Selon le professeur, les résultats de l’étude indiquent une très faible prévalence de « désordre alimentaire » chez les adeptes du régime végétalien, environ dix fois inférieure à celle trouvée dans un échantillon de caractéristiques similaires consommant des régimes alimentaires variés au Brésil. « Les résultats suggèrent que la présence de troubles alimentaires chez les végétaliens serait davantage associée aux raisons qui ont poussé ces personnes à adopter ce régime qu’au régime lui-même », observe-t-il. « Il est conclu que le régime végétalien en lui-même n’est pas la cause d’éventuels troubles, mais plutôt les raisons qui conduisent à ce changement, comme pour tout autre, ainsi que ce qui motive les choix alimentaires de ces personnes. »

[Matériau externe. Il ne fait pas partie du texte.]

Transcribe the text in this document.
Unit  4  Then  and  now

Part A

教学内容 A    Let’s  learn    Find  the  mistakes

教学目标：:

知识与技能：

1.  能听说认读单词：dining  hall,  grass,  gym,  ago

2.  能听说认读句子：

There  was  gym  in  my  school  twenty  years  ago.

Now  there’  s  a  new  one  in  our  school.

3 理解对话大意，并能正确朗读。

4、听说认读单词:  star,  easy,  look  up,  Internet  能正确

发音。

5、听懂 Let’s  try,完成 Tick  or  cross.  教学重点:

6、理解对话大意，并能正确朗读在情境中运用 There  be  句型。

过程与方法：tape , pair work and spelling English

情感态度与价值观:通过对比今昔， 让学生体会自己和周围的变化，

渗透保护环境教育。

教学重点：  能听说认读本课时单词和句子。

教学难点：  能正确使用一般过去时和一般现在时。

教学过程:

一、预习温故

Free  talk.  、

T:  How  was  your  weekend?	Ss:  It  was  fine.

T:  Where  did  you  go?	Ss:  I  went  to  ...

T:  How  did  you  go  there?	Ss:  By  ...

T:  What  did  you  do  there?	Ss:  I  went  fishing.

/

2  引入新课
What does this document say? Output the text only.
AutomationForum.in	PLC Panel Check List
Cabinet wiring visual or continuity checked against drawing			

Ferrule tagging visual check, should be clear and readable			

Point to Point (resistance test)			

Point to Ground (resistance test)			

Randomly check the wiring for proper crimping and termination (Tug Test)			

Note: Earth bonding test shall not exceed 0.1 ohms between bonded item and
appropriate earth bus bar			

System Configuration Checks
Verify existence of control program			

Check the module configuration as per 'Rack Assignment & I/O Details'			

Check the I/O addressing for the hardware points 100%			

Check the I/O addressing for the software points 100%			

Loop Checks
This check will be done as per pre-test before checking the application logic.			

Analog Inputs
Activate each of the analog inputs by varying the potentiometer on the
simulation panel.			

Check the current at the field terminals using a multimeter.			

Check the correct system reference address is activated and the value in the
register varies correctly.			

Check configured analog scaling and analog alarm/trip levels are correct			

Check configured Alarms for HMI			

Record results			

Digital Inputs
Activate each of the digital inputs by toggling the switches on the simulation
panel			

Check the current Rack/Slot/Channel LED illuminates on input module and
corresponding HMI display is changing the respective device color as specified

L’étude a été réalisée par le groupe de recherche sur la physiologie appliquée et la nutrition de la FMUSP/EEFEUSP, coordonné par le professeur Hamilton Roschel. Les travaux ont été dirigés par les chercheurs Bruna Caruso Mazzolani et Fabiana Infante Smaira et ont bénéficié de la collaboration des chercheurs Bruno Gualano, Gabriel P. Esteves, Martin Hindermann Santini, Alice Erwig Leitão et Heloísa Santo André.

L’article de recherche, Attitudes alimentaires désordonnées et motifs de choix alimentaires chez les personnes qui suivent un régime végétalien au Brésila été publié sur le site Web Jama Network de l’American Medicine Association.